The incentives for scheduling cupcake games are that you get to tune your team up in something of a glorified live practice, and that you don't risk a loss that can hurt your status for postseason contention. However, there are beginning to be signs that fans are rejecting them, which will, at some point, cause more compelling non-conference games to be scheduled.

All sports inflate their attendance figures, but because most big college sports programs are public universities reporters can use FOIA tricks to uncover some real stats. The Wisconsin State Journal published a report today indicating that, on average this past season, over 10,500 sold tickets (or 14.4 percent) went unused. Unsurprisingly, there is a wide disparity between interesting games with meaningful stakes and games the Badgers had a 99.999 percent chance to win:

The largest crowd of the 2019 home season was 71,563 for a 35-14 victory against Michigan on Sept. 21. That was the largest ticket scan count since a game against Nebraska in 2016. An Oct. 5 game against Kent State, meanwhile, produced the smallest gathering of the season. Only 51,286 showed up, meaning 26.7% of tickets distributed went unused. It was the fourth-smallest crowd in 14 years of data and smallest since a snowy game against Northwestern in 2015.

This particular story is obviously micro to Wisconsin, but it's a trend that is taking place throughout the upper echelons of college football. Nicole Auerbach wrote an exhaustive story for The Athletic about college football attendance last July, noting that it was coming off a season with its lowest attendance in 22 years and that the SEC had its lowest totals since 2004. Even mighty Alabama was grappling with ways to keep their stadium full. There are several things these universities and conferences can do to improve the fan experience.

  • These games are way too long -- many of them last four hours.

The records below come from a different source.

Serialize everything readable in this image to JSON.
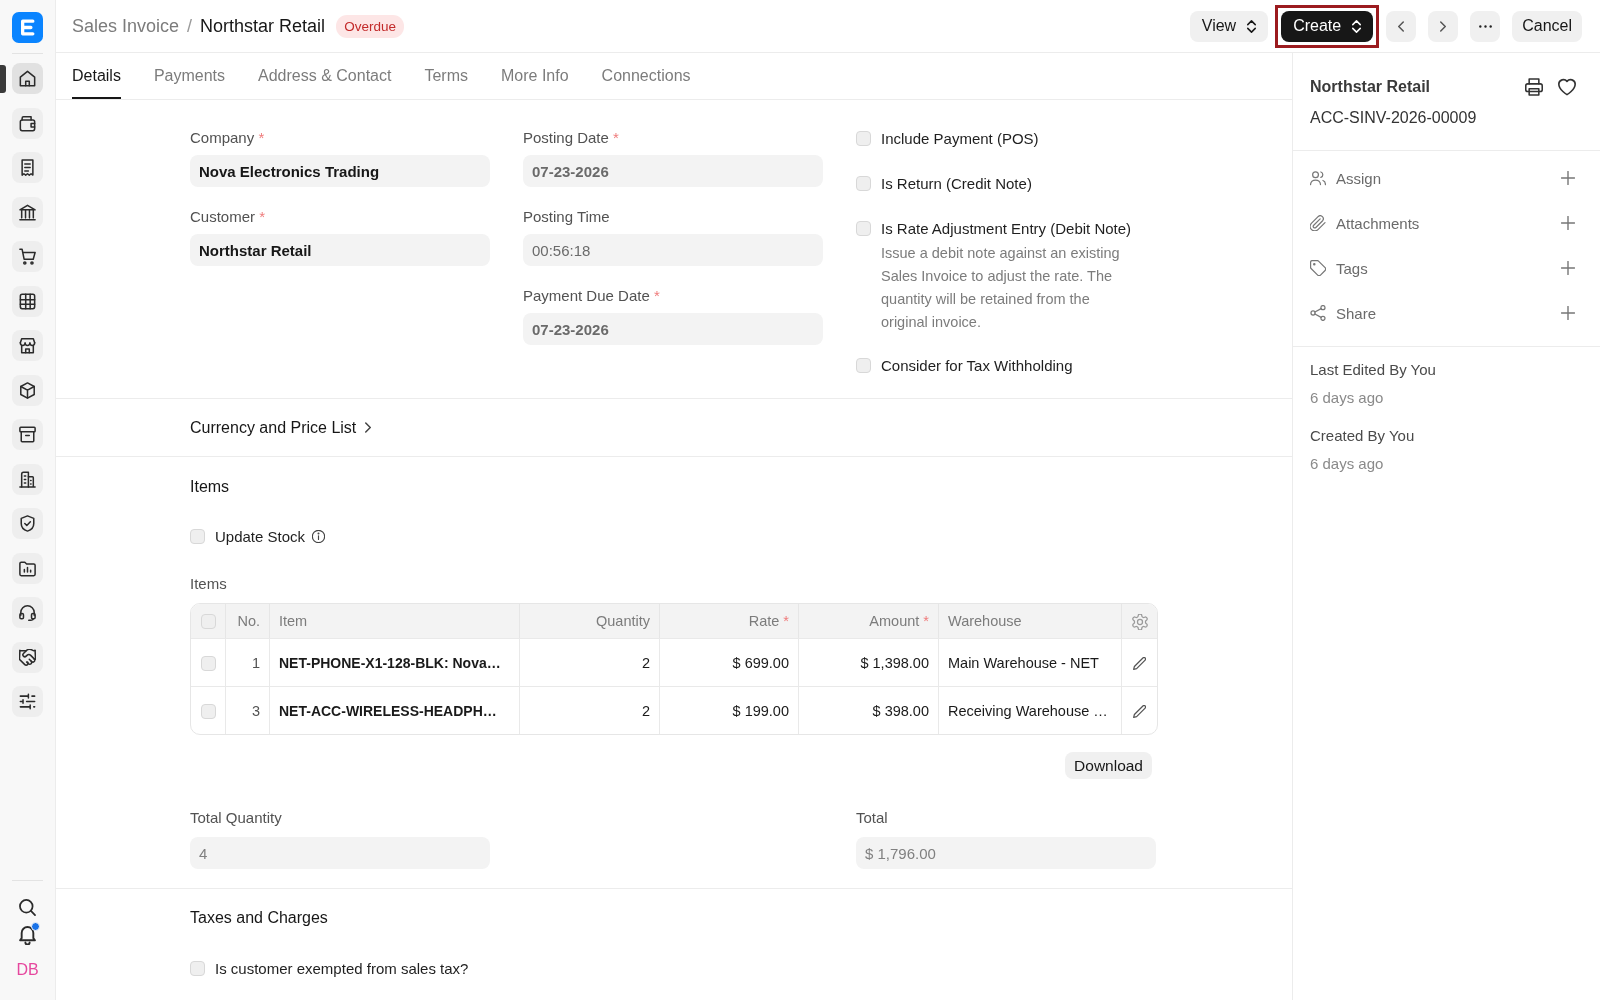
{
  "sidebar": {
    "items": [
      {
        "selected": true
      },
      {
        "selected": false
      },
      {
        "selected": false
      },
      {
        "selected": false
      },
      {
        "selected": false
      },
      {
        "selected": false
      },
      {
        "selected": false
      },
      {
        "selected": false
      },
      {
        "selected": false
      },
      {
        "selected": false
      },
      {
        "selected": false
      },
      {
        "selected": false
      },
      {
        "selected": false
      },
      {
        "selected": false
      },
      {
        "selected": false
      }
    ],
    "notifications": {
      "unread": true
    },
    "user": {
      "initials": "DB"
    }
  },
  "header": {
    "breadcrumb": {
      "parent": "Sales Invoice",
      "separator": "/",
      "current": "Northstar Retail"
    },
    "status": "Overdue",
    "actions": [
      {
        "kind": "dropdown",
        "label": "View",
        "focused": false
      },
      {
        "kind": "primary-dropdown",
        "label": "Create",
        "focused": true
      },
      {
        "kind": "previous",
        "focused": false
      },
      {
        "kind": "next",
        "focused": false
      },
      {
        "kind": "more",
        "focused": false
      },
      {
        "kind": "plain",
        "label": "Cancel",
        "focused": false
      }
    ]
  },
  "tabs": [
    {
      "label": "Details",
      "selected": true
    },
    {
      "label": "Payments",
      "selected": false
    },
    {
      "label": "Address & Contact",
      "selected": false
    },
    {
      "label": "Terms",
      "selected": false
    },
    {
      "label": "More Info",
      "selected": false
    },
    {
      "label": "Connections",
      "selected": false
    }
  ],
  "details": {
    "columns": [
      {
        "fields": [
          {
            "label": "Company",
            "required_mark": "*",
            "value": "Nova Electronics Trading",
            "kind": "link"
          },
          {
            "label": "Customer",
            "required_mark": "*",
            "value": "Northstar Retail",
            "kind": "link"
          }
        ]
      },
      {
        "fields": [
          {
            "label": "Posting Date",
            "required_mark": "*",
            "value": "07-23-2026",
            "kind": "date"
          },
          {
            "label": "Posting Time",
            "value": "00:56:18",
            "kind": "time"
          },
          {
            "label": "Payment Due Date",
            "required_mark": "*",
            "value": "07-23-2026",
            "kind": "date"
          }
        ]
      }
    ],
    "options": [
      {
        "label": "Include Payment (POS)",
        "checked": false
      },
      {
        "label": "Is Return (Credit Note)",
        "checked": false
      },
      {
        "label": "Is Rate Adjustment Entry (Debit Note)",
        "checked": false,
        "description": "Issue a debit note against an existing Sales Invoice to adjust the rate. The quantity will be retained from the original invoice."
      },
      {
        "label": "Consider for Tax Withholding",
        "checked": false
      }
    ]
  },
  "currency_section": {
    "title": "Currency and Price List",
    "expanded": false
  },
  "items_section": {
    "title": "Items",
    "update_stock": {
      "label": "Update Stock",
      "checked": false
    },
    "table": {
      "label": "Items",
      "all_selected": false,
      "columns": [
        {
          "label": "No.",
          "kind": "index"
        },
        {
          "label": "Item",
          "kind": "link"
        },
        {
          "label": "Quantity",
          "kind": "number"
        },
        {
          "label": "Rate",
          "kind": "currency",
          "required_mark": "*"
        },
        {
          "label": "Amount",
          "kind": "currency",
          "required_mark": "*"
        },
        {
          "label": "Warehouse",
          "kind": "text"
        }
      ],
      "rows": [
        {
          "selected": false,
          "cells": [
            "1",
            "NET-PHONE-X1-128-BLK: Nova…",
            "2",
            "$ 699.00",
            "$ 1,398.00",
            "Main Warehouse - NET"
          ]
        },
        {
          "selected": false,
          "cells": [
            "3",
            "NET-ACC-WIRELESS-HEADPH…",
            "2",
            "$ 199.00",
            "$ 398.00",
            "Receiving Warehouse …"
          ]
        }
      ]
    },
    "download": "Download",
    "totals": [
      {
        "label": "Total Quantity",
        "value": "4"
      },
      {
        "label": "Total",
        "value": "$ 1,796.00"
      }
    ]
  },
  "taxes_section": {
    "title": "Taxes and Charges",
    "options": [
      {
        "label": "Is customer exempted from sales tax?",
        "checked": false
      }
    ]
  },
  "side_panel": {
    "title": "Northstar Retail",
    "name": "ACC-SINV-2026-00009",
    "actions": [
      {
        "label": "Assign"
      },
      {
        "label": "Attachments"
      },
      {
        "label": "Tags"
      },
      {
        "label": "Share"
      }
    ],
    "activity": [
      {
        "label": "Last Edited By You",
        "time": "6 days ago"
      },
      {
        "label": "Created By You",
        "time": "6 days ago"
      }
    ]
  }
}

Could they at least shorten the game a little bit by not stopping the clock on first down?
  • More and more schools are dabbling with selling alcohol at games; as anyone who has ever tailgated and been hungover by halftime can attest, this is not minor.
  • It probably wouldn't hurt if all these ginormous pre-war stadiums underwent renovations to convert the bleachers, which were built for a football viewing population that trended a bit smaller, into seats with backs.

But to me it keeps coming back to actually providing meaningful athletic competition. Why would you want to go to Wisconsin-Kent State when you could sit at home and watch (and bet on) dozens of other games at once? If and when the NCAA expands to an eight-team playoff, hopefully schools will be more willing to schedule more interesting out-of-conference games that are actually worth leaving the house for.